KNN uses a **distance metric** to measure similarity between the test sample $x_{new}$ and each training sample $x_i$.
The most common choice is **Euclidean distance**
$$
d(x_i, x_{new}) = \sqrt{\sum_{j=1}^m (x_{ij} - x_{new,j})^2}
$$

It computes distances between all training samples and the new example.

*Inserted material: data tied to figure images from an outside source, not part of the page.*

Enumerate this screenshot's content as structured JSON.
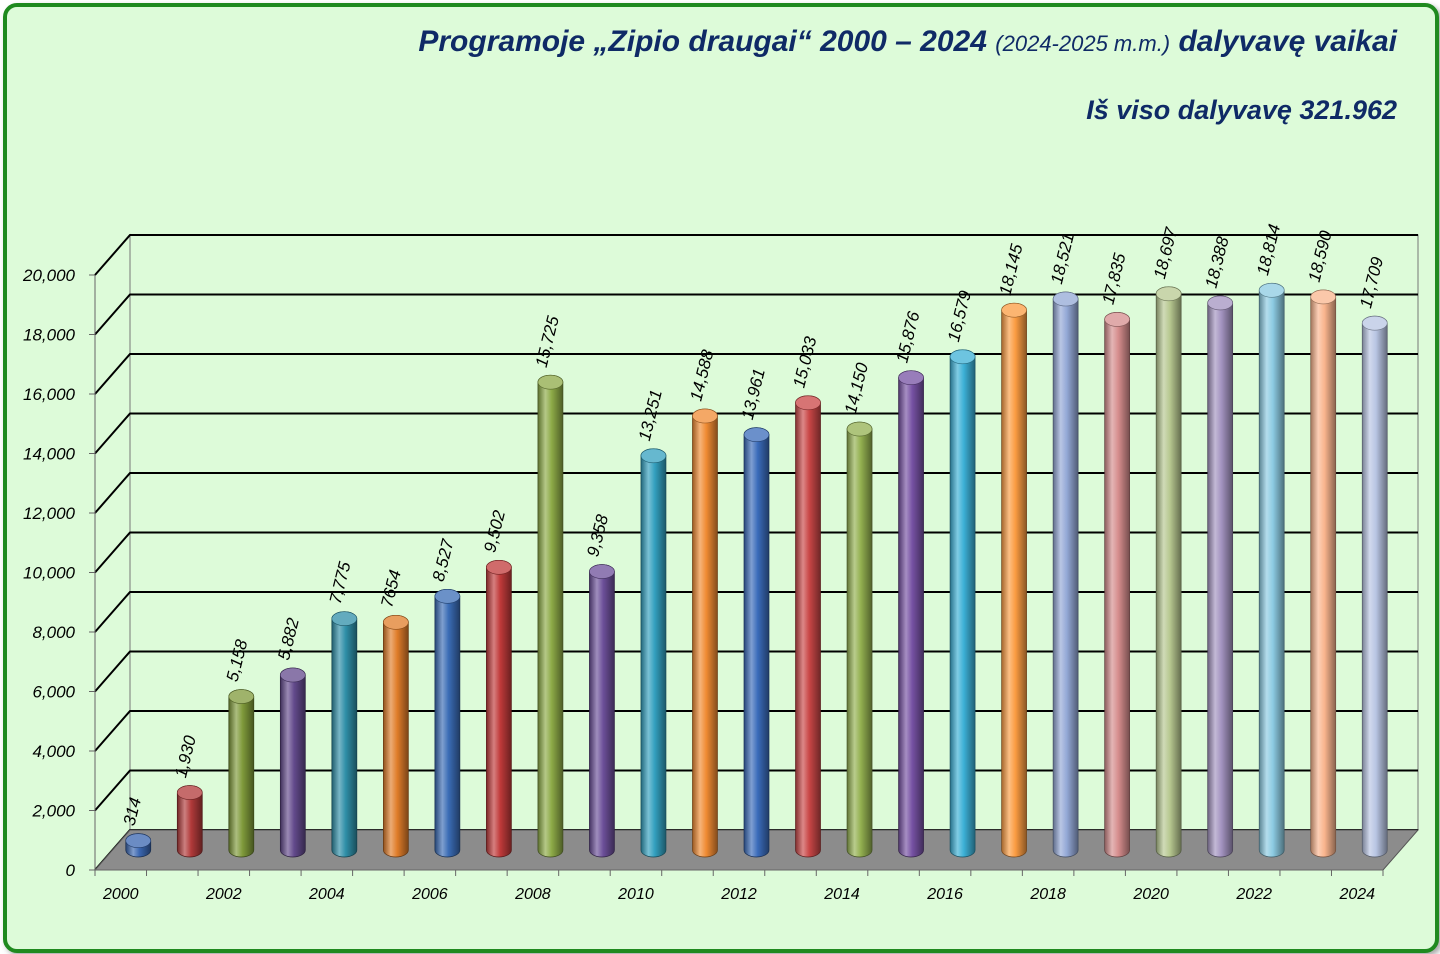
{
  "header": {
    "title_main": "Programoje „Zipio draugai“ 2000 – 2024",
    "title_period": "(2024-2025 m.m.)",
    "title_end": "dalyvavę vaikai",
    "subtitle": "Iš viso dalyvavę 321.962"
  },
  "chart_data": {
    "type": "bar",
    "title": "Programoje „Zipio draugai“ 2000 – 2024 (2024-2025 m.m.) dalyvavę vaikai",
    "subtitle": "Iš viso dalyvavę 321.962",
    "categories": [
      "2000",
      "2001",
      "2002",
      "2003",
      "2004",
      "2005",
      "2006",
      "2007",
      "2008",
      "2009",
      "2010",
      "2011",
      "2012",
      "2013",
      "2014",
      "2015",
      "2016",
      "2017",
      "2018",
      "2019",
      "2020",
      "2021",
      "2022",
      "2023",
      "2024"
    ],
    "x_tick_labels": [
      "2000",
      "",
      "2002",
      "",
      "2004",
      "",
      "2006",
      "",
      "2008",
      "",
      "2010",
      "",
      "2012",
      "",
      "2014",
      "",
      "2016",
      "",
      "2018",
      "",
      "2020",
      "",
      "2022",
      "",
      "2024"
    ],
    "values": [
      314,
      1930,
      5158,
      5882,
      7775,
      7654,
      8527,
      9502,
      15725,
      9358,
      13251,
      14588,
      13961,
      15033,
      14150,
      15876,
      16579,
      18145,
      18521,
      17835,
      18697,
      18388,
      18814,
      18590,
      17709
    ],
    "data_labels": [
      "314",
      "1,930",
      "5,158",
      "5,882",
      "7,775",
      "7654",
      "8,527",
      "9,502",
      "15,725",
      "9,358",
      "13,251",
      "14,588",
      "13,961",
      "15,033",
      "14,150",
      "15,876",
      "16,579",
      "18,145",
      "18,521",
      "17,835",
      "18,697",
      "18,388",
      "18,814",
      "18,590",
      "17,709"
    ],
    "y_ticks": [
      0,
      2000,
      4000,
      6000,
      8000,
      10000,
      12000,
      14000,
      16000,
      18000,
      20000
    ],
    "y_tick_labels": [
      "0",
      "2,000",
      "4,000",
      "6,000",
      "8,000",
      "10,000",
      "12,000",
      "14,000",
      "16,000",
      "18,000",
      "20,000"
    ],
    "ylim": [
      0,
      20000
    ],
    "grid": true,
    "style": "3d-cylinder",
    "colors": [
      "#3a66b0",
      "#b13a3a",
      "#7f9a3a",
      "#634a8c",
      "#2f8fa8",
      "#e07d2a",
      "#3a6cb5",
      "#c03a3a",
      "#8daa47",
      "#6c4f99",
      "#33a0bf",
      "#f08b33",
      "#3a6bba",
      "#c94646",
      "#93b050",
      "#7651a3",
      "#3cb0d6",
      "#fb9c42",
      "#93a8d6",
      "#d68d8d",
      "#b7c890",
      "#a393c0",
      "#8ccbe2",
      "#fab58e",
      "#b8c5e3"
    ],
    "floor_color": "#8c8c8c",
    "bg_color": "#ddfbd9",
    "text_color": "#0f2a66"
  }
}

### K-Nearest Neighbors(KNN)
After computing distances, we select the **k closest samples** (the nearest neighbors):

$$
\text{KNN}(x_{new}) = { i_1, i_2, \dots, i_k } \quad \text{such that} \quad d(x_{i_1}, x_{new}) \le d(x_{i_2}, x_{new}) \le \dots
$$

### Majority Voting (Classification)

For **classification**, the predicted label is the **most frequent** class among the (k) neighbors:

$$
\hat{y} = \underset{c \in \mathcal{C}}{\arg\max} \sum_{i \in \text{KNN}(x_{new})} \mathbb{I}(y_i = c)
$$

where $\mathbb{I}$ is the indicator function.


### Evaluation Metric

* **Classification:**
  Misclassification rate (accuracy complement):

$$
\text{Accuracy} = \frac{1}{n_{test}} \sum_{i=1}^{n_{test}} \mathbb{I}(\hat{y}_i = y_i)
$$

### Summary Table

| Concept                 | Formula                                                                 | Code                        |
| ----------------------- | ----------------------------------------------------------------------- | --------------------------- |
| Distance                | $d(x_i, x_{new}) = \sqrt{\sum_j (x_{ij} - x_{new,j})^2}$                | `distance_metric`           |
| K Nearest Neighbors     | $\text{KNN}(x_{new}) = { i_1, \dots, i_k}$                              | `np.argpartition()`         |
| Classification Rule     | $\hat{y} = \arg\max_c \sum_{i \in KNN} \mathbb{I}(y_i = c)$             | `stats.mode(knn)[0]`        |
| Regression Rule         | $\hat{y} = \frac{1}{k} \sum_{i \in KNN} y_i$                            | `knn.mean()`                |
| Classification Accuracy | $\text{Accuracy} = \frac{1}{n_{test}} \sum \mathbb{I}(\hat{y}_i = y_i)$ | `np.mean(y_test == y_pred)` |
| RMSE (Regression)       | $\sqrt{\frac{1}{n_{test}} \sum (\hat{y}_i - y_i)^2}$                   | `error_vector`              |


* **Choice of (k):**
  * Small (k): model becomes sensitive to noise (high variance).
  * Large (k): model becomes too smooth (high bias).

* **Normalization:** Always scale features before applying KNN, as distance is sensitive to feature scales.

* **Complexity:**
  Prediction is (O(n \times m)) per test point (can be optimized via KD-trees or Ball trees).